Померкнув, смотрит солнце с высоты,
            И никнут обагренные цветы.
Могу ли я, предчувствия скрывая,
Забыть про это или страх унять?
Что делать мне, печаль моя живая?
Как мне теперь пророчицей не стать?
            Смотри: в слезах оракул твой клянется:
            Охота завтра смертью обернется!
Но если должен выйти ты на лов,
Зачем тебе искать тропу кабанью?
Лови лисиц или перепелов,
Скачи во весь опор за робкой ланью
            Иль зайца, свору верную спустив,
            Трави верхом средь пажитей и нив.
Увертлив заяц! Как он ошалело
Летит, не чуя под собою ног,
Виляя и петляя то и дело,
Чуть что, бросаясь опрометью вбок,
            И хочет оторваться от облавы,
            Проскакивая сквозь плетень дырявый.
Порою, чтоб со следа сбить собак,
Выносится он к овцам на пригорок,
Иль, в два скачка перемахнув овраг,
Меж кроличьих прошмыгивает норок,
            Или в оленье стадо мчит с холма:
            Опасность учит, страх дает ума.
Борзые мечутся в недоуменье,
Юлят, поскуливая от стыда,
Пока в густейшем запахов смешенье
Не обнаружат старого следа —
            И вновь несется лай; и вторит эхо,
            Как будто в небесах идет потеха.
Меж тем косой, ушами шевеля,
Прислушивается настороженно —
И вняв летящим вдаль через поля
Раскатистым и рьяным звукам гона,
            Дрожит, как старец, хворью изнурен,
            В ночи заслыша погребальный звон.
Прыжок – и вновь он мчится наугад,
Спасения ища от псов матерых,
Кусты колючие его язвят,
Любая тень пугает, каждый шорох.
            Все гонят оказавшихся в беде,
            Увы, им нет сочувствия нигде!
Так погоди, еще послушай малость;
Не вырывайся, милый, не пущу!
Прости, коль я немного заболталась,
Ведь я отговорить тебя хочу
            От схватки с диким вепрем; и не диво,
            Что в горести любовь красноречива.
О чем вела я речь?» – «Мне все равно;
Пусти!» – «О, снизойди к моей тревоге
И выслушай!» – «Оставь; уже темно:
Я упаду, не разобрав дороги».
            Она в ответ: «Мой мальчик, не ворчи:
            Желанье – лучший поводырь в ночи.
А если и споткнешься ты случайно,
Знай: то земля подвох изобрела,
Чтобы к тебе прильнуть хотя бы тайно;
Сама Диана, девственно светла,
            Украсть лобзанье с губ твоих мечтает:
            Сокровище и честных соблазняет.
Сказать ли, отчего вдруг Феб исчез
И смерклись небеса? – От возмущенья
Природой, что похитила с небес
Огонь богов для твоего рожденья,
            О юноша, затмивший красотой
            И блеск луны, и солнца свет златой!
Но Цинтия, увы, возревновала:
Она, Природы замысел поправ,
С непрочностью телесною смешала
Чистейшей, горней красоты состав;
            И совершенство стало хрупким дымом,
            Для всех скорбей и пагуб уязвимым.

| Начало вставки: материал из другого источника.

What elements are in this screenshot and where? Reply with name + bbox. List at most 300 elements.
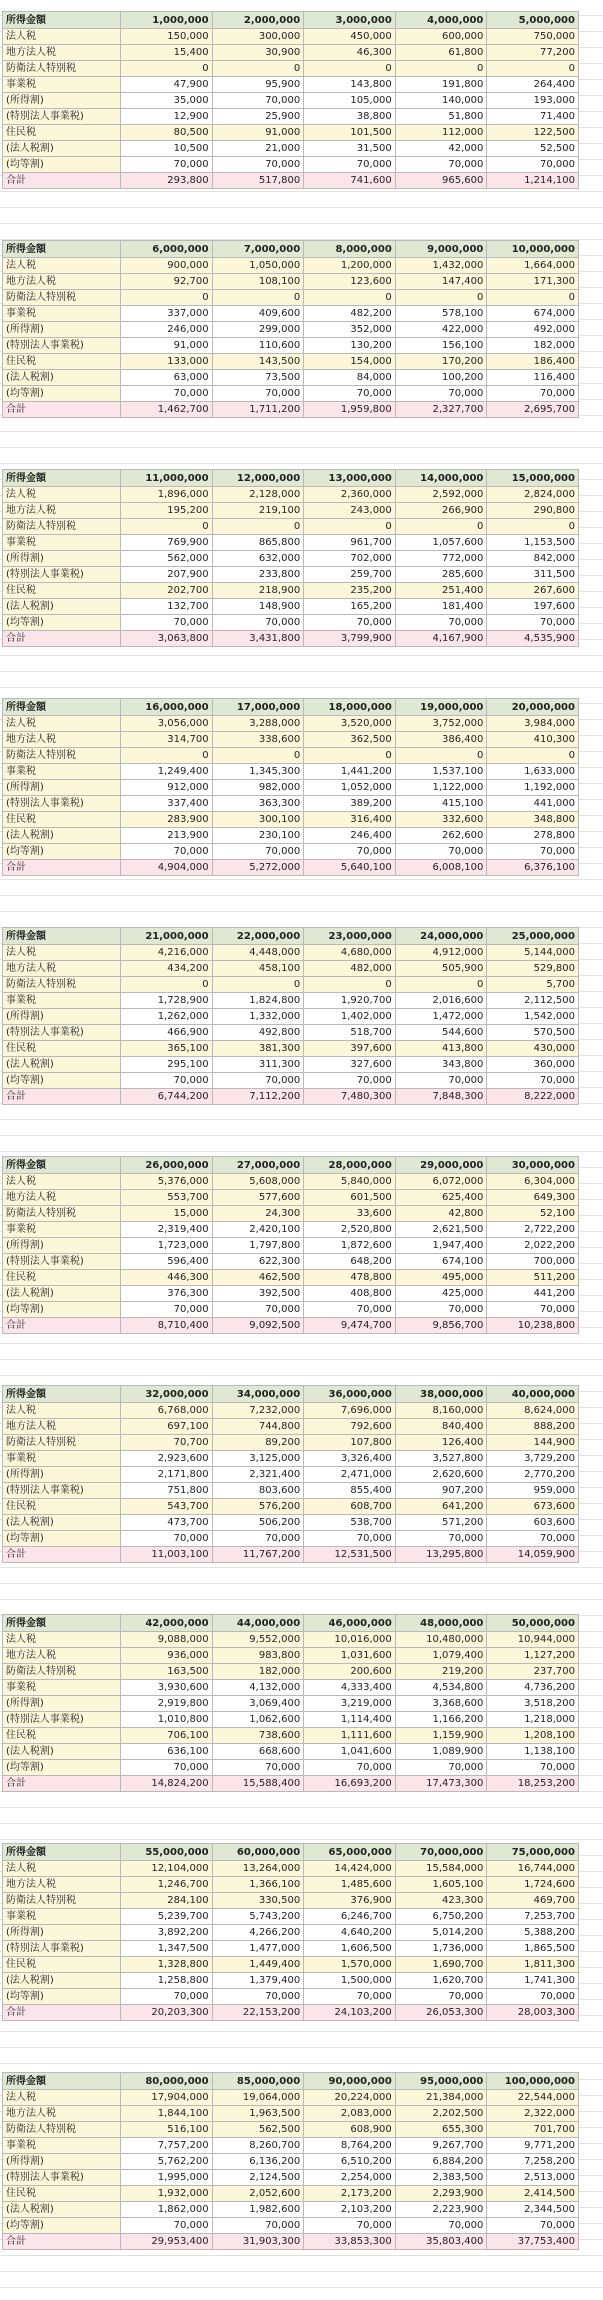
income-amount-cell[interactable]: 14,000,000 <box>395 470 487 487</box>
tax-amount-cell[interactable]: 625,400 <box>395 1190 487 1206</box>
tax-amount-cell[interactable]: 70,000 <box>121 386 213 402</box>
total-label[interactable]: 合計 <box>3 402 121 418</box>
income-amount-cell[interactable]: 8,000,000 <box>304 241 396 258</box>
tax-amount-cell[interactable]: 2,513,000 <box>487 2170 579 2186</box>
tax-amount-cell[interactable]: 511,200 <box>487 1270 579 1286</box>
tax-row-label[interactable]: 防衛法人特別税 <box>3 1206 121 1222</box>
tax-amount-cell[interactable]: 219,100 <box>212 503 304 519</box>
income-amount-cell[interactable]: 15,000,000 <box>487 470 579 487</box>
total-amount-cell[interactable]: 1,462,700 <box>121 402 213 418</box>
tax-amount-cell[interactable]: 376,900 <box>304 1893 396 1909</box>
tax-amount-cell[interactable]: 182,000 <box>212 1664 304 1680</box>
tax-amount-cell[interactable]: 70,000 <box>487 1302 579 1318</box>
tax-amount-cell[interactable]: 4,132,000 <box>212 1680 304 1696</box>
tax-row-label[interactable]: 住民税 <box>3 1728 121 1744</box>
tax-amount-cell[interactable]: 1,862,000 <box>121 2202 213 2218</box>
tax-amount-cell[interactable]: 237,700 <box>487 1664 579 1680</box>
tax-amount-cell[interactable]: 1,920,700 <box>304 993 396 1009</box>
income-amount-cell[interactable]: 36,000,000 <box>304 1386 396 1403</box>
tax-row-label[interactable]: 法人税 <box>3 1632 121 1648</box>
tax-amount-cell[interactable]: 2,173,200 <box>304 2186 396 2202</box>
income-amount-cell[interactable]: 13,000,000 <box>304 470 396 487</box>
tax-amount-cell[interactable]: 632,000 <box>212 551 304 567</box>
tax-amount-cell[interactable]: 70,000 <box>487 1531 579 1547</box>
tax-amount-cell[interactable]: 316,400 <box>304 812 396 828</box>
total-amount-cell[interactable]: 7,112,200 <box>212 1089 304 1105</box>
tax-amount-cell[interactable]: 195,200 <box>121 503 213 519</box>
tax-row-label[interactable]: (均等割) <box>3 615 121 631</box>
tax-amount-cell[interactable]: 1,664,000 <box>487 258 579 274</box>
total-amount-cell[interactable]: 12,531,500 <box>304 1547 396 1563</box>
tax-amount-cell[interactable]: 4,680,000 <box>304 945 396 961</box>
tax-amount-cell[interactable]: 482,000 <box>304 961 396 977</box>
tax-amount-cell[interactable]: 1,122,000 <box>395 780 487 796</box>
tax-amount-cell[interactable]: 1,041,600 <box>304 1744 396 1760</box>
tax-amount-cell[interactable]: 3,125,000 <box>212 1451 304 1467</box>
tax-amount-cell[interactable]: 982,000 <box>212 780 304 796</box>
tax-row-label[interactable]: 防衛法人特別税 <box>3 2122 121 2138</box>
tax-amount-cell[interactable]: 25,900 <box>212 109 304 125</box>
tax-row-label[interactable]: 事業税 <box>3 2138 121 2154</box>
tax-amount-cell[interactable]: 505,900 <box>395 961 487 977</box>
tax-amount-cell[interactable]: 2,124,500 <box>212 2170 304 2186</box>
income-header-label[interactable]: 所得金額 <box>3 1615 121 1632</box>
tax-amount-cell[interactable]: 700,000 <box>487 1254 579 1270</box>
tax-amount-cell[interactable]: 1,138,100 <box>487 1744 579 1760</box>
tax-amount-cell[interactable]: 70,000 <box>487 615 579 631</box>
income-amount-cell[interactable]: 70,000,000 <box>395 1844 487 1861</box>
tax-amount-cell[interactable]: 7,696,000 <box>304 1403 396 1419</box>
tax-amount-cell[interactable]: 70,000 <box>212 615 304 631</box>
tax-amount-cell[interactable]: 13,264,000 <box>212 1861 304 1877</box>
tax-row-label[interactable]: (均等割) <box>3 844 121 860</box>
tax-amount-cell[interactable]: 89,200 <box>212 1435 304 1451</box>
total-amount-cell[interactable]: 11,767,200 <box>212 1547 304 1563</box>
total-amount-cell[interactable]: 9,856,700 <box>395 1318 487 1334</box>
total-amount-cell[interactable]: 9,474,700 <box>304 1318 396 1334</box>
tax-amount-cell[interactable]: 278,800 <box>487 828 579 844</box>
tax-amount-cell[interactable]: 912,000 <box>121 780 213 796</box>
tax-amount-cell[interactable]: 61,800 <box>395 45 487 61</box>
tax-amount-cell[interactable]: 936,000 <box>121 1648 213 1664</box>
tax-amount-cell[interactable]: 1,570,000 <box>304 1957 396 1973</box>
tax-amount-cell[interactable]: 70,000 <box>212 1302 304 1318</box>
tax-amount-cell[interactable]: 0 <box>212 61 304 77</box>
tax-amount-cell[interactable]: 649,300 <box>487 1190 579 1206</box>
total-amount-cell[interactable]: 29,953,400 <box>121 2234 213 2250</box>
tax-amount-cell[interactable]: 197,600 <box>487 599 579 615</box>
tax-row-label[interactable]: (所得割) <box>3 93 121 109</box>
tax-amount-cell[interactable]: 2,592,000 <box>395 487 487 503</box>
tax-row-label[interactable]: (法人税割) <box>3 599 121 615</box>
tax-row-label[interactable]: 法人税 <box>3 945 121 961</box>
tax-amount-cell[interactable]: 600,000 <box>395 29 487 45</box>
tax-amount-cell[interactable]: 0 <box>487 519 579 535</box>
tax-amount-cell[interactable]: 5,700 <box>487 977 579 993</box>
income-header-label[interactable]: 所得金額 <box>3 241 121 258</box>
income-amount-cell[interactable]: 26,000,000 <box>121 1157 213 1174</box>
total-label[interactable]: 合計 <box>3 173 121 189</box>
tax-amount-cell[interactable]: 1,249,400 <box>121 764 213 780</box>
tax-row-label[interactable]: 法人税 <box>3 29 121 45</box>
income-amount-cell[interactable]: 29,000,000 <box>395 1157 487 1174</box>
tax-amount-cell[interactable]: 1,982,600 <box>212 2202 304 2218</box>
total-amount-cell[interactable]: 1,959,800 <box>304 402 396 418</box>
tax-amount-cell[interactable]: 553,700 <box>121 1190 213 1206</box>
tax-amount-cell[interactable]: 73,500 <box>212 370 304 386</box>
tax-amount-cell[interactable]: 52,100 <box>487 1206 579 1222</box>
tax-amount-cell[interactable]: 2,360,000 <box>304 487 396 503</box>
income-amount-cell[interactable]: 21,000,000 <box>121 928 213 945</box>
tax-amount-cell[interactable]: 1,724,600 <box>487 1877 579 1893</box>
tax-amount-cell[interactable]: 84,000 <box>304 370 396 386</box>
tax-amount-cell[interactable]: 70,000 <box>304 1989 396 2005</box>
tax-amount-cell[interactable]: 70,000 <box>487 157 579 173</box>
income-amount-cell[interactable]: 23,000,000 <box>304 928 396 945</box>
tax-amount-cell[interactable]: 4,216,000 <box>121 945 213 961</box>
tax-amount-cell[interactable]: 144,900 <box>487 1435 579 1451</box>
tax-amount-cell[interactable]: 0 <box>304 290 396 306</box>
tax-amount-cell[interactable]: 1,537,100 <box>395 764 487 780</box>
tax-amount-cell[interactable]: 70,000 <box>395 1073 487 1089</box>
income-amount-cell[interactable]: 3,000,000 <box>304 12 396 29</box>
tax-amount-cell[interactable]: 15,584,000 <box>395 1861 487 1877</box>
total-amount-cell[interactable]: 6,744,200 <box>121 1089 213 1105</box>
tax-amount-cell[interactable]: 10,016,000 <box>304 1632 396 1648</box>
tax-row-label[interactable]: 住民税 <box>3 2186 121 2202</box>
tax-amount-cell[interactable]: 701,700 <box>487 2122 579 2138</box>
tax-amount-cell[interactable]: 70,000 <box>395 1302 487 1318</box>
tax-row-label[interactable]: (均等割) <box>3 1302 121 1318</box>
tax-amount-cell[interactable]: 674,000 <box>487 306 579 322</box>
total-amount-cell[interactable]: 14,824,200 <box>121 1776 213 1792</box>
tax-amount-cell[interactable]: 0 <box>212 519 304 535</box>
income-amount-cell[interactable]: 30,000,000 <box>487 1157 579 1174</box>
tax-row-label[interactable]: (法人税割) <box>3 1973 121 1989</box>
tax-amount-cell[interactable]: 70,000 <box>304 157 396 173</box>
tax-amount-cell[interactable]: 0 <box>304 977 396 993</box>
tax-row-label[interactable]: 地方法人税 <box>3 503 121 519</box>
income-amount-cell[interactable]: 4,000,000 <box>395 12 487 29</box>
tax-amount-cell[interactable]: 1,153,500 <box>487 535 579 551</box>
tax-amount-cell[interactable]: 70,000 <box>487 1073 579 1089</box>
tax-amount-cell[interactable]: 10,500 <box>121 141 213 157</box>
tax-amount-cell[interactable]: 15,400 <box>121 45 213 61</box>
tax-amount-cell[interactable]: 6,304,000 <box>487 1174 579 1190</box>
tax-amount-cell[interactable]: 38,800 <box>304 109 396 125</box>
total-amount-cell[interactable]: 15,588,400 <box>212 1776 304 1792</box>
tax-amount-cell[interactable]: 70,000 <box>304 2218 396 2234</box>
tax-amount-cell[interactable]: 12,104,000 <box>121 1861 213 1877</box>
tax-amount-cell[interactable]: 577,600 <box>212 1190 304 1206</box>
total-amount-cell[interactable]: 1,711,200 <box>212 402 304 418</box>
tax-amount-cell[interactable]: 518,700 <box>304 1025 396 1041</box>
tax-row-label[interactable]: (法人税割) <box>3 141 121 157</box>
tax-amount-cell[interactable]: 126,400 <box>395 1435 487 1451</box>
tax-row-label[interactable]: 地方法人税 <box>3 1877 121 1893</box>
total-amount-cell[interactable]: 741,600 <box>304 173 396 189</box>
tax-amount-cell[interactable]: 0 <box>395 519 487 535</box>
tax-amount-cell[interactable]: 2,052,600 <box>212 2186 304 2202</box>
tax-amount-cell[interactable]: 31,500 <box>304 141 396 157</box>
tax-amount-cell[interactable]: 2,520,800 <box>304 1222 396 1238</box>
tax-amount-cell[interactable]: 446,300 <box>121 1270 213 1286</box>
tax-amount-cell[interactable]: 2,322,000 <box>487 2106 579 2122</box>
tax-amount-cell[interactable]: 330,500 <box>212 1893 304 1909</box>
tax-amount-cell[interactable]: 77,200 <box>487 45 579 61</box>
income-amount-cell[interactable]: 48,000,000 <box>395 1615 487 1632</box>
tax-amount-cell[interactable]: 154,000 <box>304 354 396 370</box>
tax-row-label[interactable]: 住民税 <box>3 1270 121 1286</box>
tax-amount-cell[interactable]: 1,262,000 <box>121 1009 213 1025</box>
tax-amount-cell[interactable]: 392,500 <box>212 1286 304 1302</box>
tax-amount-cell[interactable]: 2,919,800 <box>121 1696 213 1712</box>
income-amount-cell[interactable]: 24,000,000 <box>395 928 487 945</box>
income-amount-cell[interactable]: 46,000,000 <box>304 1615 396 1632</box>
tax-amount-cell[interactable]: 1,366,100 <box>212 1877 304 1893</box>
tax-amount-cell[interactable]: 1,079,400 <box>395 1648 487 1664</box>
tax-amount-cell[interactable]: 478,800 <box>304 1270 396 1286</box>
tax-amount-cell[interactable]: 1,542,000 <box>487 1009 579 1025</box>
tax-amount-cell[interactable]: 1,606,500 <box>304 1941 396 1957</box>
tax-amount-cell[interactable]: 338,600 <box>212 732 304 748</box>
tax-amount-cell[interactable]: 473,700 <box>121 1515 213 1531</box>
tax-amount-cell[interactable]: 80,500 <box>121 125 213 141</box>
income-amount-cell[interactable]: 12,000,000 <box>212 470 304 487</box>
tax-amount-cell[interactable]: 2,254,000 <box>304 2170 396 2186</box>
total-amount-cell[interactable]: 2,327,700 <box>395 402 487 418</box>
tax-amount-cell[interactable]: 1,441,200 <box>304 764 396 780</box>
tax-amount-cell[interactable]: 397,600 <box>304 1041 396 1057</box>
tax-amount-cell[interactable]: 7,258,200 <box>487 2154 579 2170</box>
tax-amount-cell[interactable]: 0 <box>487 748 579 764</box>
tax-amount-cell[interactable]: 243,000 <box>304 503 396 519</box>
tax-row-label[interactable]: 地方法人税 <box>3 1419 121 1435</box>
tax-amount-cell[interactable]: 290,800 <box>487 503 579 519</box>
tax-row-label[interactable]: (均等割) <box>3 1760 121 1776</box>
tax-amount-cell[interactable]: 0 <box>395 61 487 77</box>
tax-row-label[interactable]: 事業税 <box>3 993 121 1009</box>
tax-row-label[interactable]: 防衛法人特別税 <box>3 61 121 77</box>
tax-amount-cell[interactable]: 3,930,600 <box>121 1680 213 1696</box>
tax-row-label[interactable]: 事業税 <box>3 1909 121 1925</box>
tax-amount-cell[interactable]: 6,510,200 <box>304 2154 396 2170</box>
tax-amount-cell[interactable]: 2,319,400 <box>121 1222 213 1238</box>
tax-amount-cell[interactable]: 70,000 <box>121 1531 213 1547</box>
tax-amount-cell[interactable]: 409,600 <box>212 306 304 322</box>
tax-amount-cell[interactable]: 492,800 <box>212 1025 304 1041</box>
tax-amount-cell[interactable]: 482,200 <box>304 306 396 322</box>
tax-row-label[interactable]: (法人税割) <box>3 828 121 844</box>
tax-amount-cell[interactable]: 2,171,800 <box>121 1467 213 1483</box>
tax-row-label[interactable]: 地方法人税 <box>3 1648 121 1664</box>
total-amount-cell[interactable]: 8,222,000 <box>487 1089 579 1105</box>
tax-amount-cell[interactable]: 3,984,000 <box>487 716 579 732</box>
tax-amount-cell[interactable]: 3,518,200 <box>487 1696 579 1712</box>
income-amount-cell[interactable]: 95,000,000 <box>395 2073 487 2090</box>
tax-row-label[interactable]: (所得割) <box>3 1925 121 1941</box>
tax-amount-cell[interactable]: 70,000 <box>212 1760 304 1776</box>
tax-amount-cell[interactable]: 1,114,400 <box>304 1712 396 1728</box>
tax-row-label[interactable]: 住民税 <box>3 1499 121 1515</box>
total-amount-cell[interactable]: 5,640,100 <box>304 860 396 876</box>
total-amount-cell[interactable]: 7,480,300 <box>304 1089 396 1105</box>
tax-amount-cell[interactable]: 19,064,000 <box>212 2090 304 2106</box>
tax-amount-cell[interactable]: 150,000 <box>121 29 213 45</box>
tax-amount-cell[interactable]: 1,741,300 <box>487 1973 579 1989</box>
tax-amount-cell[interactable]: 1,995,000 <box>121 2170 213 2186</box>
tax-row-label[interactable]: 法人税 <box>3 2090 121 2106</box>
tax-amount-cell[interactable]: 1,633,000 <box>487 764 579 780</box>
income-amount-cell[interactable]: 32,000,000 <box>121 1386 213 1403</box>
tax-row-label[interactable]: 防衛法人特別税 <box>3 1664 121 1680</box>
tax-row-label[interactable]: (所得割) <box>3 1009 121 1025</box>
tax-amount-cell[interactable]: 1,379,400 <box>212 1973 304 1989</box>
tax-amount-cell[interactable]: 376,300 <box>121 1286 213 1302</box>
tax-amount-cell[interactable]: 495,000 <box>395 1270 487 1286</box>
tax-amount-cell[interactable]: 105,000 <box>304 93 396 109</box>
tax-amount-cell[interactable]: 1,089,900 <box>395 1744 487 1760</box>
tax-amount-cell[interactable]: 865,800 <box>212 535 304 551</box>
tax-amount-cell[interactable]: 4,448,000 <box>212 945 304 961</box>
tax-amount-cell[interactable]: 70,000 <box>487 1760 579 1776</box>
tax-amount-cell[interactable]: 300,100 <box>212 812 304 828</box>
income-amount-cell[interactable]: 25,000,000 <box>487 928 579 945</box>
tax-amount-cell[interactable]: 410,300 <box>487 732 579 748</box>
total-amount-cell[interactable]: 2,695,700 <box>487 402 579 418</box>
tax-amount-cell[interactable]: 1,811,300 <box>487 1957 579 1973</box>
tax-amount-cell[interactable]: 21,384,000 <box>395 2090 487 2106</box>
tax-row-label[interactable]: 法人税 <box>3 487 121 503</box>
tax-amount-cell[interactable]: 2,621,500 <box>395 1222 487 1238</box>
tax-amount-cell[interactable]: 4,534,800 <box>395 1680 487 1696</box>
tax-amount-cell[interactable]: 2,022,200 <box>487 1238 579 1254</box>
income-amount-cell[interactable]: 20,000,000 <box>487 699 579 716</box>
tax-amount-cell[interactable]: 702,000 <box>304 551 396 567</box>
tax-amount-cell[interactable]: 3,527,800 <box>395 1451 487 1467</box>
tax-amount-cell[interactable]: 674,100 <box>395 1254 487 1270</box>
tax-row-label[interactable]: 防衛法人特別税 <box>3 748 121 764</box>
tax-amount-cell[interactable]: 285,600 <box>395 567 487 583</box>
tax-amount-cell[interactable]: 70,000 <box>212 1073 304 1089</box>
tax-amount-cell[interactable]: 750,000 <box>487 29 579 45</box>
tax-amount-cell[interactable]: 130,200 <box>304 338 396 354</box>
tax-amount-cell[interactable]: 543,700 <box>121 1499 213 1515</box>
tax-amount-cell[interactable]: 6,136,200 <box>212 2154 304 2170</box>
tax-amount-cell[interactable]: 148,900 <box>212 599 304 615</box>
tax-row-label[interactable]: 法人税 <box>3 1174 121 1190</box>
tax-amount-cell[interactable]: 12,900 <box>121 109 213 125</box>
tax-amount-cell[interactable]: 95,900 <box>212 77 304 93</box>
tax-row-label[interactable]: (法人税割) <box>3 370 121 386</box>
tax-amount-cell[interactable]: 70,000 <box>212 1531 304 1547</box>
income-amount-cell[interactable]: 65,000,000 <box>304 1844 396 1861</box>
tax-amount-cell[interactable]: 70,000 <box>395 844 487 860</box>
income-amount-cell[interactable]: 1,000,000 <box>121 12 213 29</box>
tax-amount-cell[interactable]: 0 <box>121 977 213 993</box>
tax-amount-cell[interactable]: 0 <box>487 290 579 306</box>
tax-row-label[interactable]: 事業税 <box>3 1451 121 1467</box>
tax-amount-cell[interactable]: 1,159,900 <box>395 1728 487 1744</box>
tax-row-label[interactable]: (法人税割) <box>3 1057 121 1073</box>
tax-amount-cell[interactable]: 70,000 <box>212 93 304 109</box>
tax-amount-cell[interactable]: 6,246,700 <box>304 1909 396 1925</box>
total-amount-cell[interactable]: 17,473,300 <box>395 1776 487 1792</box>
tax-amount-cell[interactable]: 462,500 <box>212 1270 304 1286</box>
tax-amount-cell[interactable]: 181,400 <box>395 599 487 615</box>
tax-amount-cell[interactable]: 91,000 <box>121 338 213 354</box>
tax-amount-cell[interactable]: 0 <box>212 977 304 993</box>
tax-amount-cell[interactable]: 4,266,200 <box>212 1925 304 1941</box>
tax-amount-cell[interactable]: 1,192,000 <box>487 780 579 796</box>
tax-amount-cell[interactable]: 10,480,000 <box>395 1632 487 1648</box>
tax-amount-cell[interactable]: 1,332,000 <box>212 1009 304 1025</box>
tax-amount-cell[interactable]: 70,000 <box>212 1989 304 2005</box>
tax-amount-cell[interactable]: 1,432,000 <box>395 258 487 274</box>
tax-amount-cell[interactable]: 655,300 <box>395 2122 487 2138</box>
tax-amount-cell[interactable]: 0 <box>121 519 213 535</box>
tax-amount-cell[interactable]: 608,900 <box>304 2122 396 2138</box>
tax-amount-cell[interactable]: 163,500 <box>121 1664 213 1680</box>
income-amount-cell[interactable]: 38,000,000 <box>395 1386 487 1403</box>
tax-amount-cell[interactable]: 283,900 <box>121 812 213 828</box>
tax-amount-cell[interactable]: 70,000 <box>304 1073 396 1089</box>
total-label[interactable]: 合計 <box>3 1547 121 1563</box>
tax-amount-cell[interactable]: 15,000 <box>121 1206 213 1222</box>
tax-amount-cell[interactable]: 110,600 <box>212 338 304 354</box>
tax-amount-cell[interactable]: 2,414,500 <box>487 2186 579 2202</box>
tax-row-label[interactable]: (特別法人事業税) <box>3 2170 121 2186</box>
tax-amount-cell[interactable]: 70,000 <box>121 2218 213 2234</box>
tax-row-label[interactable]: (均等割) <box>3 386 121 402</box>
tax-amount-cell[interactable]: 596,400 <box>121 1254 213 1270</box>
tax-amount-cell[interactable]: 20,224,000 <box>304 2090 396 2106</box>
tax-amount-cell[interactable]: 101,500 <box>304 125 396 141</box>
tax-amount-cell[interactable]: 1,449,400 <box>212 1957 304 1973</box>
tax-row-label[interactable]: 事業税 <box>3 1680 121 1696</box>
tax-amount-cell[interactable]: 0 <box>395 977 487 993</box>
tax-amount-cell[interactable]: 70,000 <box>395 1531 487 1547</box>
income-amount-cell[interactable]: 7,000,000 <box>212 241 304 258</box>
tax-amount-cell[interactable]: 8,764,200 <box>304 2138 396 2154</box>
tax-row-label[interactable]: 地方法人税 <box>3 1190 121 1206</box>
tax-amount-cell[interactable]: 363,300 <box>212 796 304 812</box>
tax-amount-cell[interactable]: 648,200 <box>304 1254 396 1270</box>
tax-row-label[interactable]: 法人税 <box>3 258 121 274</box>
total-amount-cell[interactable]: 24,103,200 <box>304 2005 396 2021</box>
tax-amount-cell[interactable]: 51,800 <box>395 109 487 125</box>
tax-amount-cell[interactable]: 888,200 <box>487 1419 579 1435</box>
tax-row-label[interactable]: 防衛法人特別税 <box>3 1435 121 1451</box>
tax-amount-cell[interactable]: 24,300 <box>212 1206 304 1222</box>
tax-amount-cell[interactable]: 207,900 <box>121 567 213 583</box>
total-amount-cell[interactable]: 35,803,400 <box>395 2234 487 2250</box>
income-amount-cell[interactable]: 27,000,000 <box>212 1157 304 1174</box>
tax-amount-cell[interactable]: 562,500 <box>212 2122 304 2138</box>
tax-amount-cell[interactable]: 441,000 <box>487 796 579 812</box>
tax-row-label[interactable]: 住民税 <box>3 354 121 370</box>
tax-amount-cell[interactable]: 140,000 <box>395 93 487 109</box>
tax-amount-cell[interactable]: 116,400 <box>487 370 579 386</box>
tax-amount-cell[interactable]: 0 <box>304 748 396 764</box>
tax-amount-cell[interactable]: 182,000 <box>487 338 579 354</box>
tax-amount-cell[interactable]: 5,239,700 <box>121 1909 213 1925</box>
income-amount-cell[interactable]: 60,000,000 <box>212 1844 304 1861</box>
tax-amount-cell[interactable]: 9,267,700 <box>395 2138 487 2154</box>
tax-amount-cell[interactable]: 1,872,600 <box>304 1238 396 1254</box>
tax-amount-cell[interactable]: 842,000 <box>487 551 579 567</box>
total-amount-cell[interactable]: 13,295,800 <box>395 1547 487 1563</box>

Чахотка, лихорадка и чума,
И всякая проклятая зараза,
Припадки, помрачение ума,
Нарывы, язвы, оспа и проказа —
            Все это жизни противостоит
            И гибель красоты в себе таит.
Малейшая из этих кар нещадных
В единый миг способна погубить
Улыбку, голос, блеск очей отрадных!
Все, что влекло влюбляться и любить,
            Растает – и исчезнет незаметней,
            Чем глыба льда в горячий полдень летний.
Забудь же целомудрия уклад,
Безлюбие монашек и весталок,
Что землю обезлюдить норовят;
Лишающий себя потомства жалок.
            Будь щедрым! Лампа догорит в ночи,
            Но кинет миру светлые лучи.
Ужель в глухом и темном склепе тела
Грядущее ты хочешь погрести,
Сгубить детей, которых повелела
Тебе судьба на свет произвести?
            Презрен презревший заповеди жизни —
            Он веселится на своей же тризне.